Here is the repository itself along with a simple in memory implementation.

No need for gems here!

Integrating with Entities

Now that persistence is separate, there needs to be a way for entities to interact with the repository. The description says the objects are “added to the repository.” I did not like this code: repo << some_object. I decided to go with a different route. I have a Persistence module. It defines an id method. This is required by the repository. It also defines a save method which delegates to the proper repository. A new_record? method is added as well.

Now an entity can simply be saved or created. It makes the code easier to work with in use cases. I don’t like having references to top level repository constants all over the code. This keeps the code clean and loosely coupled.

Real World Examples

As mentioned earlier, I have top level constants for each entity repo. That class defines methods for handling queries. The query method is never called directly. Queries are simple Struct classes. They include all the data to execute the query. There is no “catch all” query. Everything is explicitly defined. I like this because it keeps all the data access calls defined and understandable. It also ensures there is only one way to access data: through a high level interface. Once the queries are there, I define the appropriate query methods in the adapter and that’s a wrap. Here’s some real world code.

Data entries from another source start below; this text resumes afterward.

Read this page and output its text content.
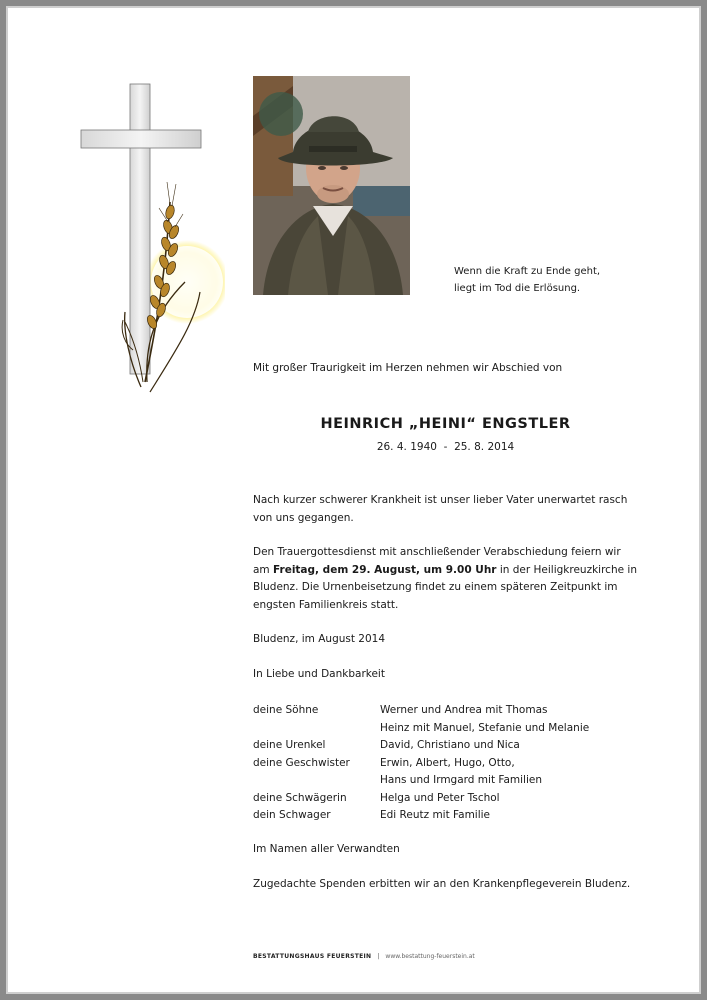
Wenn die Kraft zu Ende geht,
liegt im Tod die Erlösung.
Mit großer Traurigkeit im Herzen nehmen wir Abschied von
HEINRICH „HEINI“ ENGSTLER
26. 4. 1940  -  25. 8. 2014
Nach kurzer schwerer Krankheit ist unser lieber Vater unerwartet rasch
von uns gegangen.
Den Trauergottesdienst mit anschließender Verabschiedung feiern wir
am Freitag, dem 29. August, um 9.00 Uhr in der Heiligkreuzkirche in
Bludenz. Die Urnenbeisetzung findet zu einem späteren Zeitpunkt im
engsten Familienkreis statt.
Bludenz, im August 2014
In Liebe und Dankbarkeit
deine Söhne	Werner und Andrea mit Thomas
Heinz mit Manuel, Stefanie und Melanie
deine Urenkel	David, Christiano und Nica
deine Geschwister	Erwin, Albert, Hugo, Otto,
Hans und Irmgard mit Familien
deine Schwägerin	Helga und Peter Tschol
dein Schwager	Edi Reutz mit Familie
Im Namen aller Verwandten
Zugedachte Spenden erbitten wir an den Krankenpflegeverein Bludenz.
BESTATTUNGSHAUS FEUERSTEIN | www.bestattung-feuerstein.at
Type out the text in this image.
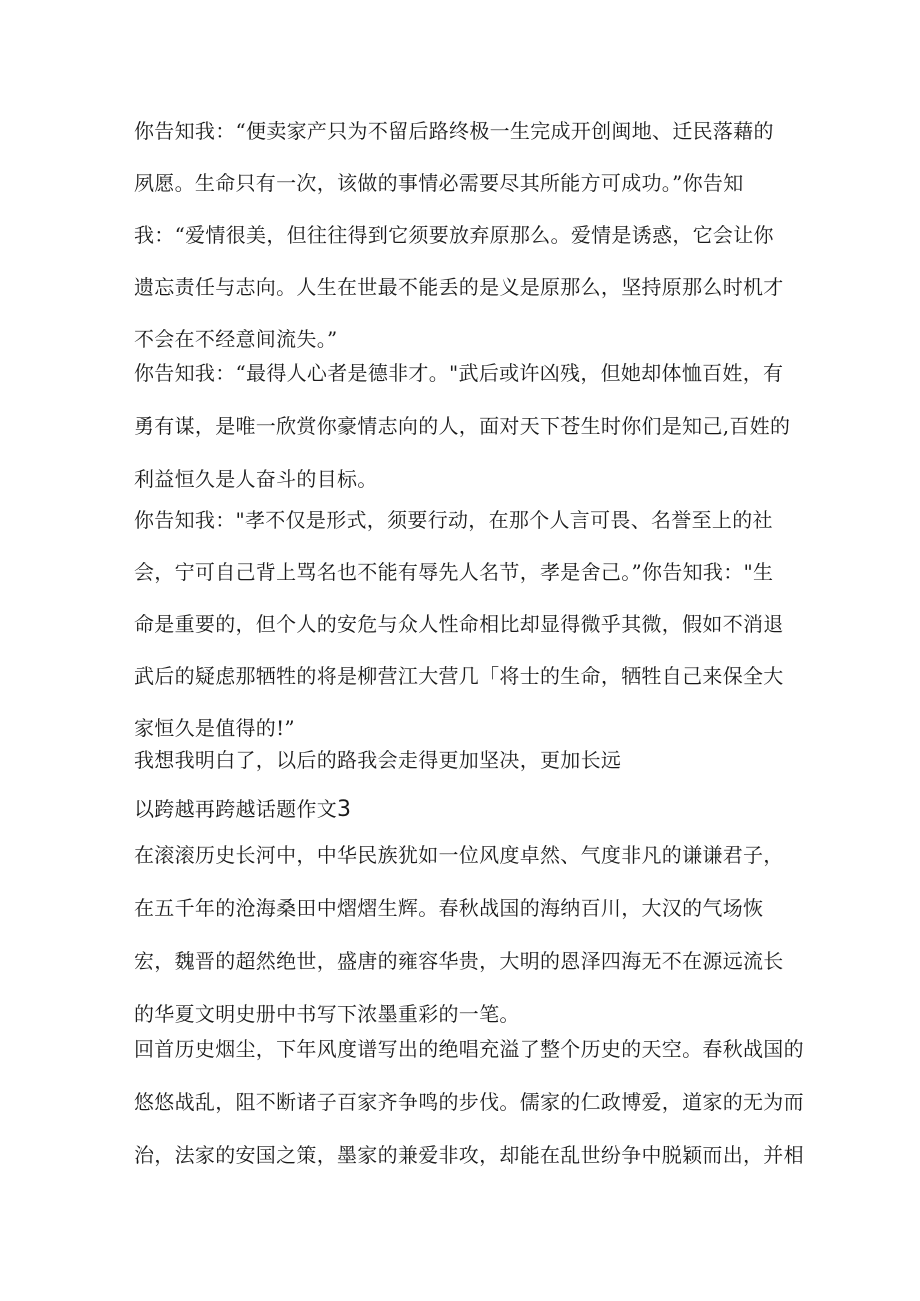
你告知我：“便卖家产只为不留后路终极一生完成开创闽地、迁民落藉的
夙愿。生命只有一次，该做的事情必需要尽其所能方可成功。”你告知
我：“爱情很美，但往往得到它须要放弃原那么。爱情是诱惑，它会让你
遗忘责任与志向。人生在世最不能丢的是义是原那么，坚持原那么时机才
不会在不经意间流失。”
你告知我：“最得人心者是德非才。"武后或许凶残，但她却体恤百姓，有
勇有谋，是唯一欣赏你豪情志向的人，面对天下苍生时你们是知己,百姓的
利益恒久是人奋斗的目标。
你告知我："孝不仅是形式，须要行动，在那个人言可畏、名誉至上的社
会，宁可自己背上骂名也不能有辱先人名节，孝是舍己。”你告知我："生
命是重要的，但个人的安危与众人性命相比却显得微乎其微，假如不消退
武后的疑虑那牺牲的将是柳营江大营几「将士的生命，牺牲自己来保全大
家恒久是值得的!”
我想我明白了，以后的路我会走得更加坚决，更加长远
以跨越再跨越话题作文3
在滚滚历史长河中，中华民族犹如一位风度卓然、气度非凡的谦谦君子，
在五千年的沧海桑田中熠熠生辉。春秋战国的海纳百川，大汉的气场恢
宏，魏晋的超然绝世，盛唐的雍容华贵，大明的恩泽四海无不在源远流长
的华夏文明史册中书写下浓墨重彩的一笔。
回首历史烟尘，下年风度谱写出的绝唱充溢了整个历史的天空。春秋战国的
悠悠战乱，阻不断诸子百家齐争鸣的步伐。儒家的仁政博爱，道家的无为而
治，法家的安国之策，墨家的兼爱非攻，却能在乱世纷争中脱颖而出，并相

Implementing the adapter is the only thing left. Unfortunately I can’t help you there because that’s implementation specific. I will say this though. If you are using an RDMS, then use sequel for the adapter. Also, do not implement a real adapter until the very last minute! It’s always surprising how quickly data models can change before launch! Stay with the in memory implementation until all the concepts are there. There is nothing to gain by implementing persistence early. Who knows, you might not even need it. A good architecture allows you to defer important decisions. The boundaries do just that.